To put Miyazaki’s adaptation Diane Wynne Jones’ novel into a familiar context, Sophie’s journey is reminiscent of Dorothy’s in The Wizard of Oz, right down to the scarecrow and dog companions, with some Alice in Wonderland surrealism stirred in for fun. However, it is in the attempt to juggle the details of the plot of Ms. Jone’s novel that Miyazaki sometimes hamstrings his natural impulse to make cinematic opium out of celluloid. While Howl's Moving Castle spends a bit too much time and energy attempting to create a recognizable, if intricate, narrative, Mayazaki's film is at its best when painting a portrait of a world of enchantment and romanticism, where true love trumps the world’s material and martial concerns.

Behind the story’s magical façade, there is some serious sermonizing going on. This is a place where wizards can betray their powers by selling them out those who wage war, and once done, can never return to their former selves. Ever-present is the primary importance of revering life, and respecting your power over this world, as well as a warning about the dangers inherent in taking it for granted. Once you give yourself over to such a death impulse, as many wizards in the film do, and subsume your self to the War Machine, there ain’t no turning back.

Those who wonder if Miyazaki’s convoluted, complex and ambiguous world, with its sometimes unpleasant heroes and always-redeemable villains, is accessible to children, I would argue that those who have read (or had read to them) Grimm’s Fairy Tales, or have been steeped in Miyazaki’s other films, will find little to concern them. Miyazaki’s essential hopefulness, his belief in the power of love to overcome all obstacles, his stout contention that we can save our world from the forces of disintegration through sacrifice and commitment, are things that most children have heard and seen before and will have little trouble buying into.
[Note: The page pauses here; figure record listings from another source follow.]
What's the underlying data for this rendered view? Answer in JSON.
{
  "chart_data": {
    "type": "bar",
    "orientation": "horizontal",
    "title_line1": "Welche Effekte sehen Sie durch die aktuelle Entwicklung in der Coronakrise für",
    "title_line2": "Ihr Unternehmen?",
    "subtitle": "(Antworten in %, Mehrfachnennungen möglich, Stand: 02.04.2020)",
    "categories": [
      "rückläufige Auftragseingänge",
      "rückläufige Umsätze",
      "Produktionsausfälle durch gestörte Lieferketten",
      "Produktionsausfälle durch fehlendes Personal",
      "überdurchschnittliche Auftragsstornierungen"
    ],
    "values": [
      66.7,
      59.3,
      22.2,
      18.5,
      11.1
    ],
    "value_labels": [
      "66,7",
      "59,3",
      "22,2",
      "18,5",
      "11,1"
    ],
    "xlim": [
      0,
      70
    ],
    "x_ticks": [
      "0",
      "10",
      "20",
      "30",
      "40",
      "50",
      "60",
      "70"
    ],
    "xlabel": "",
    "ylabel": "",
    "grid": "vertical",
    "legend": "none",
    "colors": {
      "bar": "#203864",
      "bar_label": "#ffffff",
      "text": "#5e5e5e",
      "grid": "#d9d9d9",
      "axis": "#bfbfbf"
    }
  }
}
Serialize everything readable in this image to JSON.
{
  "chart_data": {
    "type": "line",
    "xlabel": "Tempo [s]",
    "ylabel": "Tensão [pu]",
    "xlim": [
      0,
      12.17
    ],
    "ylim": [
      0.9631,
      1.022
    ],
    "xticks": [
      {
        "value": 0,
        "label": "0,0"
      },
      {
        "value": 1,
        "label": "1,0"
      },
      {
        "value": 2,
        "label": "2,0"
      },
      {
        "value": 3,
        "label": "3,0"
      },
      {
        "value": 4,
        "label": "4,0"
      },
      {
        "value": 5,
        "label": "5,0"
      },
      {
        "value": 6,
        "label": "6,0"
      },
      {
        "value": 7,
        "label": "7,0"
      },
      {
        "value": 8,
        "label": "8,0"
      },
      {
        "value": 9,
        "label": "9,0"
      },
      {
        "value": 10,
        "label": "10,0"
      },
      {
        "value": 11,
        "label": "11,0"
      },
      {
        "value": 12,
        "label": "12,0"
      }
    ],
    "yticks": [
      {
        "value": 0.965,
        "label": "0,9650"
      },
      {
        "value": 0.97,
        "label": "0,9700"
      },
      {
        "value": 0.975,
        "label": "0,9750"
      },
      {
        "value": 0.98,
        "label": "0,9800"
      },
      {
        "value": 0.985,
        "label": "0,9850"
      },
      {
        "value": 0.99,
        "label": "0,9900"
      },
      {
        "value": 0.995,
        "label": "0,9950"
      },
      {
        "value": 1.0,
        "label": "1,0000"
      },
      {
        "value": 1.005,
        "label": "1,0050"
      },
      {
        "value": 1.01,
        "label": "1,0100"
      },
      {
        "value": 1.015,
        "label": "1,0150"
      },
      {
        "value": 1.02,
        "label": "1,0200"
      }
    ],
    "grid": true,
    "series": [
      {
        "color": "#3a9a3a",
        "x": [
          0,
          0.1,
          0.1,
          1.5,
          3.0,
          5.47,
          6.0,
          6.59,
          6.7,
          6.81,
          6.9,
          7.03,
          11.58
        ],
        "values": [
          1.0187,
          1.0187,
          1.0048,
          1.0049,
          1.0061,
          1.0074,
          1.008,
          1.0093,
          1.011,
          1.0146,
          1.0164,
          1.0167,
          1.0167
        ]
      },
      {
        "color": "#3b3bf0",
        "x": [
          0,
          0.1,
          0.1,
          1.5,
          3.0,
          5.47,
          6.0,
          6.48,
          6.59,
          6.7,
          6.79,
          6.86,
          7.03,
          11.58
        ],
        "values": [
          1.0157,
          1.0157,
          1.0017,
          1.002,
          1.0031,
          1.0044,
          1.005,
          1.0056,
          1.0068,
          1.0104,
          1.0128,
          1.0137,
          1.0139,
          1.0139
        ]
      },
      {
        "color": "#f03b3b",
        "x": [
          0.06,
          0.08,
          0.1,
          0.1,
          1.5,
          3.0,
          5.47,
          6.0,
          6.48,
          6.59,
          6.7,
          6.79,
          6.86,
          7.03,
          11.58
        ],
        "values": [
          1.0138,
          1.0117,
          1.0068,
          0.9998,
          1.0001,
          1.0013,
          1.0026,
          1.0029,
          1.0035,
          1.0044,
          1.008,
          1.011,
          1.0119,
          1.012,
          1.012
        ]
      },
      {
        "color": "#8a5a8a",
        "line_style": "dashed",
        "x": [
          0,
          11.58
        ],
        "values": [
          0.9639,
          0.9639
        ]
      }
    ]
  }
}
In order to reach a wider North American audience, the film, like Spirited Away and Princess Mononoke before it, has been dubbed, and other than the unfortunate casting of the irritating Billy Crystal as the pivotal fire demon Calcifer, the vocal work of the rest of the actors, including Jean Simmons and Emily Mortimer as Sophie, Lauren Bacall as the Witch of the Waste and Christian Bale as the troubled titular character, is uniformly commendable.

In his remarkably accessible work, The Re-enchantment of the World, Morris Berman argues that the only real hope for mankind is to realize that our world is not there merely to be exploited for our material benefit, but to be revered as a holy place, full of magic and divinity. I can’t help but feel that every film Miyazaki makes helps contribute in some small way to this growing realization, that his work is, in its own way, a small miracle that may lead one day to an even greater one, the salvation of a planet in crisis.